Le Barak Obama fribourgeois
Carl-Alex Ridoré, futur préfet de la Sarine? Le socialiste, homme de changement, proche des milieux ouvriers, est dans la course

«C'est un homme qui n'hésite pas à aller sur le terrain. Il a un très bon contact avec les gens. Il fera un très bon préfet. C'est une personnalité subtile et très compétente.» Vincent Brodard, secrétaire syndical SEV, ne tarit pas d'éloges sur son compatriote fribourgeois Carl-Alex Ridoré, candidat socialiste à la préfecture de la Sarine. S'il est élu préfet le 1er juin prochain, il sera le premier préfet noir de Suisse.

Discours du 1er mai

Jeudi 1er mai, sur la place Python de Fribourg, c'est Carl-Alex Ridoré qui a ouvert la partie officielle. Son discours n'est pas passé inaperçu. «De bonnes conventions collectives sont le ciment indispensable d'une véritable cohésion sociale», a-t-il déclaré. Mais pas seulement. Comme Barak Obama, Carl-Alex Ridoré défend le thème de l'ouverture et combat l'exclusion. «C'est à l'échelle de la société tout entière qu'un contrat social doit exister.» Dans son discours, le socialiste a évoqué les trois stades de la vie active: il a vanté les mérites des semestres de motivation (Semo) qui aident les jeunes à entrer dans le monde du travail; il a plaidé pour le développement des structures d'accueil de la petite enfance afin de soulager les parents qui travaillent; enfin, il a soutenu le projet d'une retraite flexible et financièrement supportable.

Fribourgeois AOC
Carl-Alex Ridoré est né à Fribourg, il y a suivi sa scolarité et effectué ses études en Faculté de droit. Il est originaire d'Haïti. «Une île perdue au milieu d'un océan.» Un pays qu'il connaît mal puisqu'il n'y est allé qu'à trois reprises. Mais la Suisse, et surtout Fribourg, il connaît sur le bout des doigts. «Il y a 40 ans, ma famille a été accueillie à Villars-sur-Glâne, non pas comme de vilains moutons noirs qu'on chasse à coups de pied, mais comme des êtres humains à part entière, comme des êtres sources de richesses, des richesses à partager et à faire fructifier ensemble.» Aujourd'hui, Carl-Alex Ridoré est si bien intégré à Villars-sur-Glâne qu'il en préside le Conseil général. Il y a deux ans, il a été élu député au Grand Conseil fribourgeois.

Médiateur et décideur
Avocat auprès de l'étude Charrière-Mauron à Bulle qui collabore avec les syndicats, Carl-Alex Ridoré est aussi médiateur indépendant. Il a achevé en 2003 une formation approfondie à la médiation et à la gestion des conflits. «La médiation sert à créer ou à rétablir un lien social. Elle est essentiellement utile pour les personnes appelées à se côtoyer sur la durée», relève le cofondateur de la Maison fribourgeoise de la médiation.
«Mais la médiation a ses limites. Comme préfet, il faut aussi trancher...» lui a fait remarquer une journaliste de La Liberté, Madeleine Joye. Réponse tout en velours de Ridoré: «Je suis depuis quelques années membre de la commission fédérale d'admission au service civil. (...) Là, on siège par groupes de trois, mais je prends mes décisions tout seul. Non seulement cela ne me pose pas de problèmes, mais je le fais avec un certain plaisir. La solitude du préfet ne me fait pas peur.»

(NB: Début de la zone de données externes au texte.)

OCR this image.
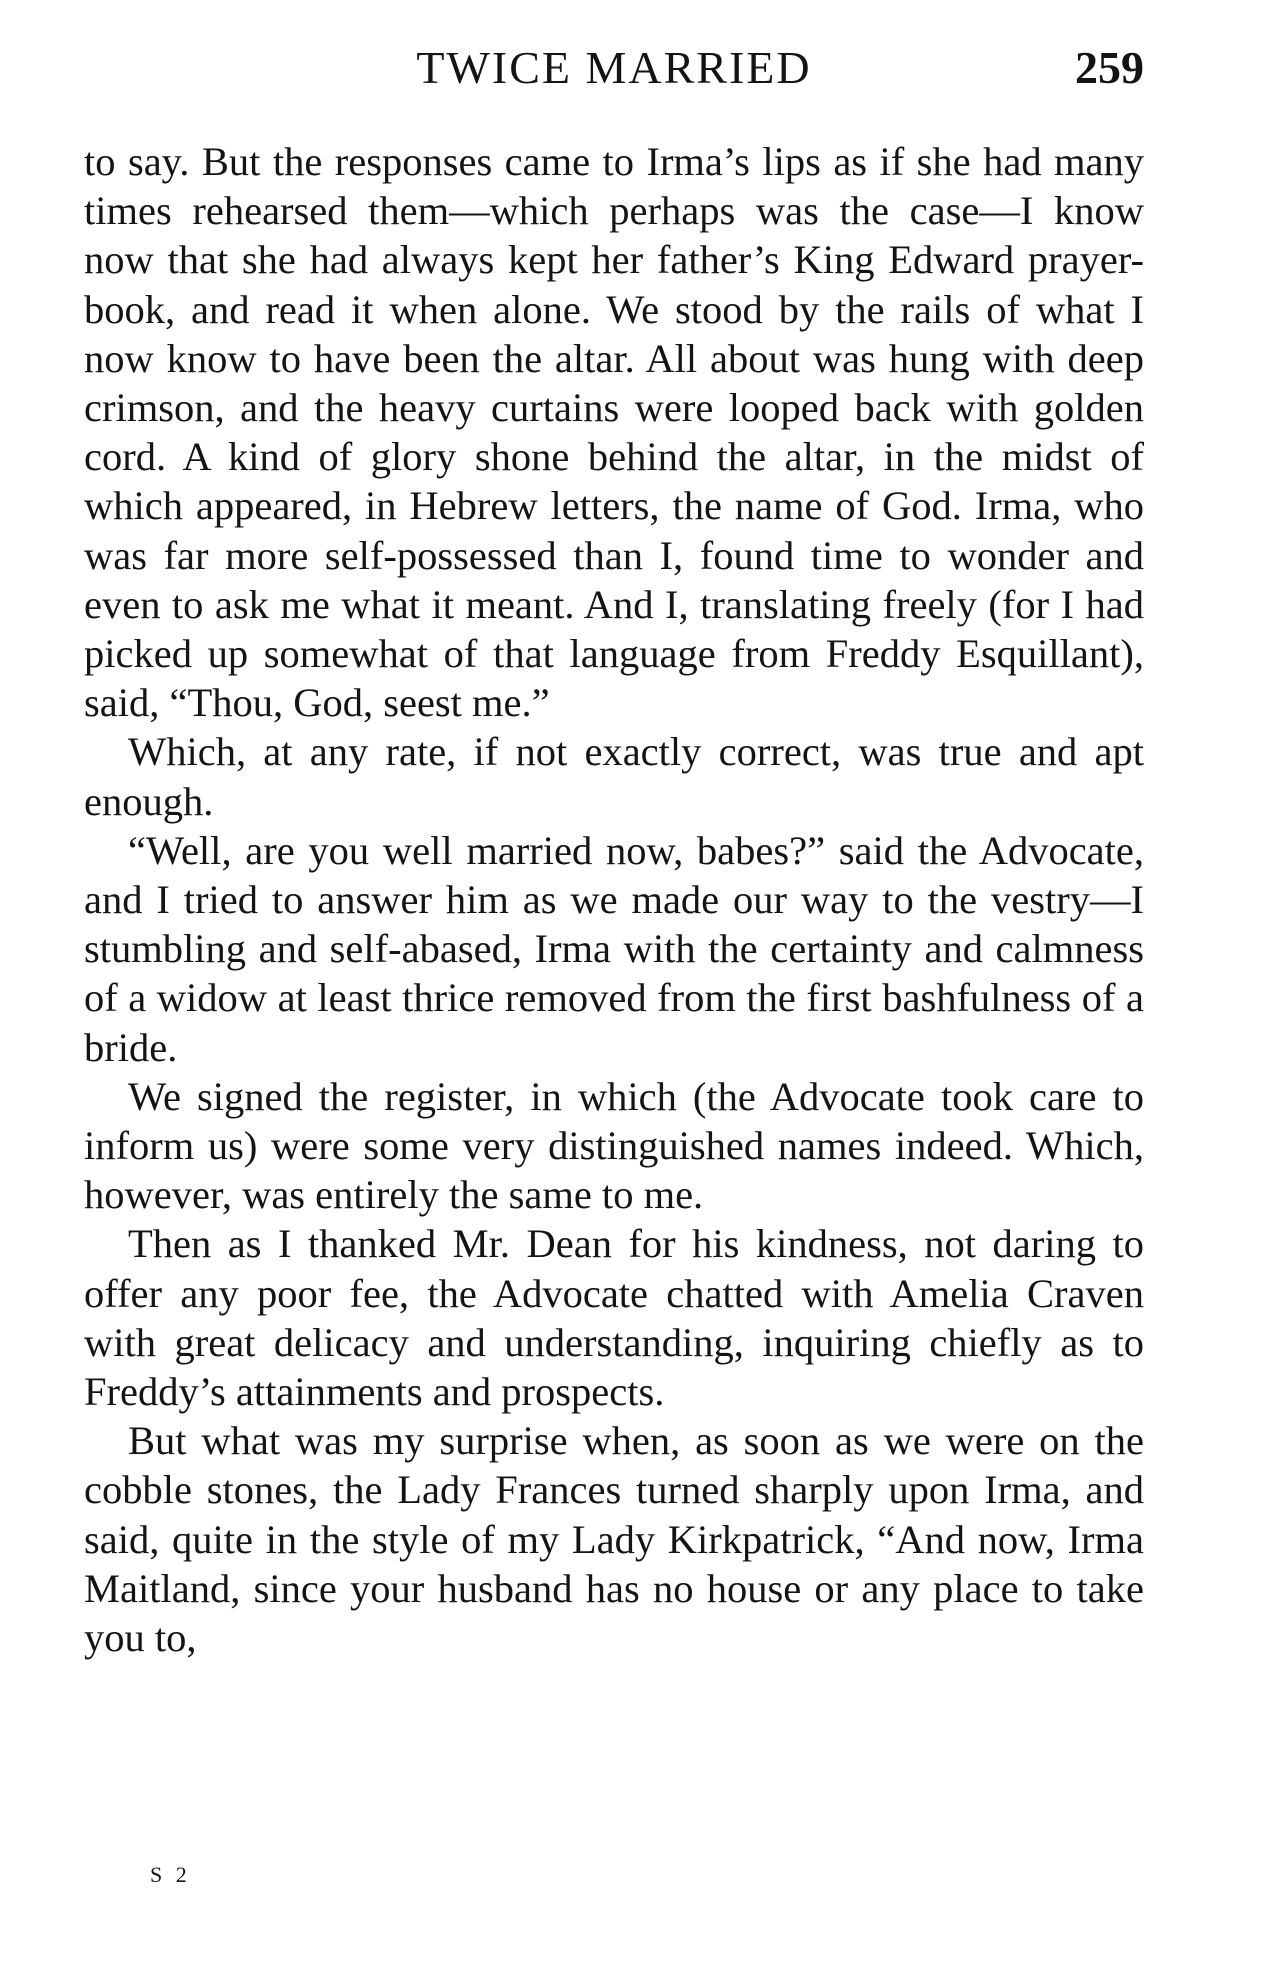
TWICE MARRIED	259

to say. But the responses came to Irma’s lips as if she had many times rehearsed them—which perhaps was the case—I know now that she had always kept her father’s King Edward prayer-book, and read it when alone. We stood by the rails of what I now know to have been the altar. All about was hung with deep crimson, and the heavy curtains were looped back with golden cord. A kind of glory shone behind the altar, in the midst of which appeared, in Hebrew letters, the name of God. Irma, who was far more self-possessed than I, found time to wonder and even to ask me what it meant. And I, translating freely (for I had picked up somewhat of that language from Freddy Esquillant), said, “Thou, God, seest me.”

Which, at any rate, if not exactly correct, was true and apt enough.

“Well, are you well married now, babes?” said the Advocate, and I tried to answer him as we made our way to the vestry—I stumbling and self-abased, Irma with the certainty and calmness of a widow at least thrice removed from the first bashfulness of a bride.

We signed the register, in which (the Advocate took care to inform us) were some very distinguished names indeed. Which, however, was entirely the same to me.

Then as I thanked Mr. Dean for his kindness, not daring to offer any poor fee, the Advocate chatted with Amelia Craven with great delicacy and understanding, inquiring chiefly as to Freddy’s attainments and prospects.

But what was my surprise when, as soon as we were on the cobble stones, the Lady Frances turned sharply upon Irma, and said, quite in the style of my Lady Kirkpatrick, “And now, Irma Maitland, since your husband has no house or any place to take you to,

S 2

Ex-scout et basketteur devenu chanteur
Il n'a que 36 ans, celui qui veut succéder au préfet Nicolas Deiss, mais son curriculum vitae pourrait faire croire qu'il a déjà vécu deux vies. Durant une quinzaine d'année, il a été scout. Il a joué au basket. Il a même fait partie de la sélection suisse de basket-ball junior. Puis s'est amouraché du chant qu'il pratique assidûment au sein de plusieurs chœurs. Bien entendu, Monsieur Ridoré ne faisant pas les choses à moitié, il a obtenu en 2001 un certificat d'étude de chant au Conservatoire de Fribourg. «La musique et le chant m'apportent beaucoup. C'est vraiment une nourriture.»